2015's 'Time' Person of the Year was Germany's first woman chancellor. Now, it's Trump.

Impact

On Wednesday, news broke that Time magazine had selected United States President-elect Donald Trump as 2016's Person of the Year, a title that last year went to German Chancellor Angela Merkel. Merkel was first woman to become chancellor of Germany and is a world leader widely considered to be one of the last strongholds of liberalism in the West.

Trump is, of course, a newly-elected world leader who campaigned on a platform of isolationism and xenophobia, insulting scores of Americans and empowering a small but vocal minority to carry out acts of bigotry and hatred in his name. In its announcement, Time dubbed Trump the "President of the Divided States of America."

Merkel and Trump couldn't have had more diverging paths to the cover. Even Trump himself — though he is loathe to deny himself any accolades — didn't think he would win Time's yearly honor.
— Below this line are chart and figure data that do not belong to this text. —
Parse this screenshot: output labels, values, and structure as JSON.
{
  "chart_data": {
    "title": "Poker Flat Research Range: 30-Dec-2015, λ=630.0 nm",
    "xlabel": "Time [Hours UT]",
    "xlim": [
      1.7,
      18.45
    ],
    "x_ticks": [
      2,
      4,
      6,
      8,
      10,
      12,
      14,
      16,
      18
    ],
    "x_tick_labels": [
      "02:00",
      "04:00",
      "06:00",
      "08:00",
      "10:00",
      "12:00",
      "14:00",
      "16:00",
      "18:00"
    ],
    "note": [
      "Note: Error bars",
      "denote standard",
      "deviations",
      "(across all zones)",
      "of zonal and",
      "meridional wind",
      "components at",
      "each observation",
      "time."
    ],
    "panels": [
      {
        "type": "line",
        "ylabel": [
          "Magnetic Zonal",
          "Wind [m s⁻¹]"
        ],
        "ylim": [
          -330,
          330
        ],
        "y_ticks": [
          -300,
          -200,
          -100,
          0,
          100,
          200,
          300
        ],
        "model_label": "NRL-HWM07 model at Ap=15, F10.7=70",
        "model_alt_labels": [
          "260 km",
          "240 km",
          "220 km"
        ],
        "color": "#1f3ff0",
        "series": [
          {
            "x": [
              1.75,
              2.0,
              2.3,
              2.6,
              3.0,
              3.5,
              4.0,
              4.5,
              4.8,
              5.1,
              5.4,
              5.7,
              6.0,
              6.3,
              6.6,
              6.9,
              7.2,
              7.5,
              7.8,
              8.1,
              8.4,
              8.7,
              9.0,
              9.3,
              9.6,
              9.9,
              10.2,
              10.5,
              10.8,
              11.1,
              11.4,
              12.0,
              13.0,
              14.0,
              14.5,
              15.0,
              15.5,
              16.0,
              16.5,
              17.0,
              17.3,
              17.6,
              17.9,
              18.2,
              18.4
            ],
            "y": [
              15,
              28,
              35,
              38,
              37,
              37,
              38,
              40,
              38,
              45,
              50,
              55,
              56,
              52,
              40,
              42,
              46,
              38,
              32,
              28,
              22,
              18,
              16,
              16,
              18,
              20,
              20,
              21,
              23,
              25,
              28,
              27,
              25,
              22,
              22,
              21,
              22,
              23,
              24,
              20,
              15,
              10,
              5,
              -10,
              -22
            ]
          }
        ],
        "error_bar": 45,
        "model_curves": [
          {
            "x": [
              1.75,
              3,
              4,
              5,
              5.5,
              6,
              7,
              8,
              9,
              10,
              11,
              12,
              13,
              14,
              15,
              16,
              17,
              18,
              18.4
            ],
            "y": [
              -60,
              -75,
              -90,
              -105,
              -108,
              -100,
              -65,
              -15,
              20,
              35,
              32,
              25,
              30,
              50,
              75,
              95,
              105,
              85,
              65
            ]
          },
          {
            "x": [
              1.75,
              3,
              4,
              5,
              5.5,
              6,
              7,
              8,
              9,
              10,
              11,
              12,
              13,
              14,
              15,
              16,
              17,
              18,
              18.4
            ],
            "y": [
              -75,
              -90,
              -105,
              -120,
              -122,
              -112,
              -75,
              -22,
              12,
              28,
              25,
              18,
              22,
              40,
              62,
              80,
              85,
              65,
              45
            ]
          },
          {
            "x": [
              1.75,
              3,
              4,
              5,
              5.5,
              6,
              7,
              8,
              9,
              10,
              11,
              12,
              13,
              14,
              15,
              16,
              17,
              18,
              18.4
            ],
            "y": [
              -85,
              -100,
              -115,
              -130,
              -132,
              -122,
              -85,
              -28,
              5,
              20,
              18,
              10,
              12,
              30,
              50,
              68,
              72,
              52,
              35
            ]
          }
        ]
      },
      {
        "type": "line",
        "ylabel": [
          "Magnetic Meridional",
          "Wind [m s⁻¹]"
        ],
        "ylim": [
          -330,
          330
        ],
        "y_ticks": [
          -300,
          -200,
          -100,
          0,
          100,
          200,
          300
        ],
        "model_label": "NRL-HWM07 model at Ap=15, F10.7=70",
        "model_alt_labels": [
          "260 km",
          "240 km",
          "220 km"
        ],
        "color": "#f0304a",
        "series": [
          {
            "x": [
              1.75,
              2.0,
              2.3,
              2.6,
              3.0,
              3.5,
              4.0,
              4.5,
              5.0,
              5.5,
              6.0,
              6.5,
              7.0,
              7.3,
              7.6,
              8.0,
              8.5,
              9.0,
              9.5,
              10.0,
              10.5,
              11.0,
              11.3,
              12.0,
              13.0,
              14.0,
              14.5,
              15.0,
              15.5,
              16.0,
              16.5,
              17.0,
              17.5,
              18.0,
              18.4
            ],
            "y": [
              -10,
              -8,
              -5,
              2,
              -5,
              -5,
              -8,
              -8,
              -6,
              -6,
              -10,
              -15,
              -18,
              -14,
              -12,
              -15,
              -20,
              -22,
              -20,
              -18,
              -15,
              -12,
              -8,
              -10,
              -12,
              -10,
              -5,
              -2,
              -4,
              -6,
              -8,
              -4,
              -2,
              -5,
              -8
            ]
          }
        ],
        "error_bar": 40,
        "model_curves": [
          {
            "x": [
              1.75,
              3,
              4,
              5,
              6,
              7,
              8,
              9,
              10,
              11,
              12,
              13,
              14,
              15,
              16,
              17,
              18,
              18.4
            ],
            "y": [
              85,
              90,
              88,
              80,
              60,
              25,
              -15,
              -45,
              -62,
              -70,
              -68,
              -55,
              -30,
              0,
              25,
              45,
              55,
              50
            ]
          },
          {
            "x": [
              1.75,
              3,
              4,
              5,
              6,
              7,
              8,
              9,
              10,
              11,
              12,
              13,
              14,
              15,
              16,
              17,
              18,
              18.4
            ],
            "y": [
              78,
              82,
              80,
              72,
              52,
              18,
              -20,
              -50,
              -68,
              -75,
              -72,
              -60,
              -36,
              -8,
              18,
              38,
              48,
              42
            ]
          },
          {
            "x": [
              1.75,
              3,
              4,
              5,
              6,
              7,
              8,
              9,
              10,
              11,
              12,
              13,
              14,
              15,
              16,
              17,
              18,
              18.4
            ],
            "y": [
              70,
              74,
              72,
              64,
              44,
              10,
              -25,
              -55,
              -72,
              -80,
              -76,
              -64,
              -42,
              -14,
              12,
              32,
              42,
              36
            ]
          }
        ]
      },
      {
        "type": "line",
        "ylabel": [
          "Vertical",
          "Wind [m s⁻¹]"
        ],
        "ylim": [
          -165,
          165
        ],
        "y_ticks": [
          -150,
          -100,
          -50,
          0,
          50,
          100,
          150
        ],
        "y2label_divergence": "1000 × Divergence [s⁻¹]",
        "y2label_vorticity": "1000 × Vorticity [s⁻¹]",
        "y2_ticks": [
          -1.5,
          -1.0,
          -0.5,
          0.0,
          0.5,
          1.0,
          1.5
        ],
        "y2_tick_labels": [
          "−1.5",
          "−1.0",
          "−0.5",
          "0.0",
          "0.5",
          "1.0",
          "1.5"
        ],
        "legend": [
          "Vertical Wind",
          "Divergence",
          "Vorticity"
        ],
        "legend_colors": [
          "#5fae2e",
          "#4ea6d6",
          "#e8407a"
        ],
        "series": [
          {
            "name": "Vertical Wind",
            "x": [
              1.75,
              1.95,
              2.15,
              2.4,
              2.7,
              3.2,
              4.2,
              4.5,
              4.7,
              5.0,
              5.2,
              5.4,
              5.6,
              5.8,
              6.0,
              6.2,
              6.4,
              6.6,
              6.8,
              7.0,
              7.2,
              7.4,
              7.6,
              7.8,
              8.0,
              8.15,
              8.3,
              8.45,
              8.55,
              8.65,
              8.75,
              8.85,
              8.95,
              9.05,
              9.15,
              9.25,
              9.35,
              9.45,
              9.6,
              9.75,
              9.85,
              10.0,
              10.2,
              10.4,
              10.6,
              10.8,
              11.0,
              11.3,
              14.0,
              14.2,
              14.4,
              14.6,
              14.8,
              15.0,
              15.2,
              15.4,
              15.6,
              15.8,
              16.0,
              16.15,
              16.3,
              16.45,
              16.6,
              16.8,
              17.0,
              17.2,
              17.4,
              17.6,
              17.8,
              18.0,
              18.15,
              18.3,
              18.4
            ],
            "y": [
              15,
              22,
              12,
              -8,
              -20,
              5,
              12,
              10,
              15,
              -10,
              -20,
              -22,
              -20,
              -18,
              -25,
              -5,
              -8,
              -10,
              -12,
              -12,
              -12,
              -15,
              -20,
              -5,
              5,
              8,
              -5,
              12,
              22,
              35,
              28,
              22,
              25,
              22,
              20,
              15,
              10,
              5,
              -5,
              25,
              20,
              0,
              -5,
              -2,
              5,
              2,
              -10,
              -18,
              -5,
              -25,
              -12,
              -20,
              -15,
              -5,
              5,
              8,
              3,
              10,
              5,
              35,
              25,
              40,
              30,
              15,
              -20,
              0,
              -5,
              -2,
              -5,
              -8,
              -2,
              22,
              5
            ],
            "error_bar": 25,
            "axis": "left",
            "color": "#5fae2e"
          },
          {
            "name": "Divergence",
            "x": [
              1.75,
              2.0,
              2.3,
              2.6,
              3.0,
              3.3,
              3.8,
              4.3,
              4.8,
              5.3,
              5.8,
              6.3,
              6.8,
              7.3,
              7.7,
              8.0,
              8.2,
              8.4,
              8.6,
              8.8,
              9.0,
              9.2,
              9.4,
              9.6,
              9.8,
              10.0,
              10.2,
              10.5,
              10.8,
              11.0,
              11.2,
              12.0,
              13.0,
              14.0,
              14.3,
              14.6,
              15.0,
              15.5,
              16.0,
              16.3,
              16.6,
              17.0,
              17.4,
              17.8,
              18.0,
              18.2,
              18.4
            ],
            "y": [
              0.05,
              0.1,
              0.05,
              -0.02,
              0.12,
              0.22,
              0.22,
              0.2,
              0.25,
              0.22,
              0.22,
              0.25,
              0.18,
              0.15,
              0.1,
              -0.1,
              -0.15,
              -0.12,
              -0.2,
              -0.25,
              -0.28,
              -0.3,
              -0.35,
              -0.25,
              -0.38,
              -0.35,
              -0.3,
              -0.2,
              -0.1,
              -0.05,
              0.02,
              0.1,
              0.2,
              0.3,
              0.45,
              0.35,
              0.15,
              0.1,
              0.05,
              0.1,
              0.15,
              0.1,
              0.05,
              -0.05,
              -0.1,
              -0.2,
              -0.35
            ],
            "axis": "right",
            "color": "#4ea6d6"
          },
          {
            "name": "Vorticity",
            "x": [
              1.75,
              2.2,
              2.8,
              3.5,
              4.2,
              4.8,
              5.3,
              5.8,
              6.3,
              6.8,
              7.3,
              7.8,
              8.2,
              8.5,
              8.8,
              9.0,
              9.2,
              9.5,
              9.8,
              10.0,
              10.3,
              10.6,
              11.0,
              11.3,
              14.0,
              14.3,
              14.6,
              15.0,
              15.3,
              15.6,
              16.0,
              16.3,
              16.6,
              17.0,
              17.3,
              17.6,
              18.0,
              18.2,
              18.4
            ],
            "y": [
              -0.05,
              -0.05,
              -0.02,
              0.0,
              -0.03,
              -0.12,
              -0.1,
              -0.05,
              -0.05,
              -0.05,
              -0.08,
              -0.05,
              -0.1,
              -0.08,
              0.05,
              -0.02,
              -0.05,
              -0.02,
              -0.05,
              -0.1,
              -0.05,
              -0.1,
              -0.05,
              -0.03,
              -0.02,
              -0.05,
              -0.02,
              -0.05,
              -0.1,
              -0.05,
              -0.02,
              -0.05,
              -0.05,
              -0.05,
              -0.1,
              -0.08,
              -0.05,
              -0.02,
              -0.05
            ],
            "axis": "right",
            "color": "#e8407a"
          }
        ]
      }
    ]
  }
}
Back in December 2015, Trump tweeted that Time's selection of Merkel, or, as he called her, the "person who is ruining Germany," meant that it would "never pick" him for the cover spot. 

In the same tweet, Trump referred to himself as "the big favorite" in 2015's voting — a statement that glossed over the actual reader choice, Bernie Sanders. Indeed not even this year, with Trump set to assume the presidency in under two months, did readers find him befitting of the title. Time's reader poll showed that Indian Prime Minister Narendra Modi was actually the "big favorite" among the magazine's readers. And Hillary Clinton won a Today viewers poll on the matter.

But it's important to note that Time's "Person of the Year" pick isn't an endorsement, or even necessarily an honor. In the Time story announcing the pick, the magazine said Trump had "remade the game," but so, arguably, did Time's 1938 "Man of the Year," Adolf Hitler.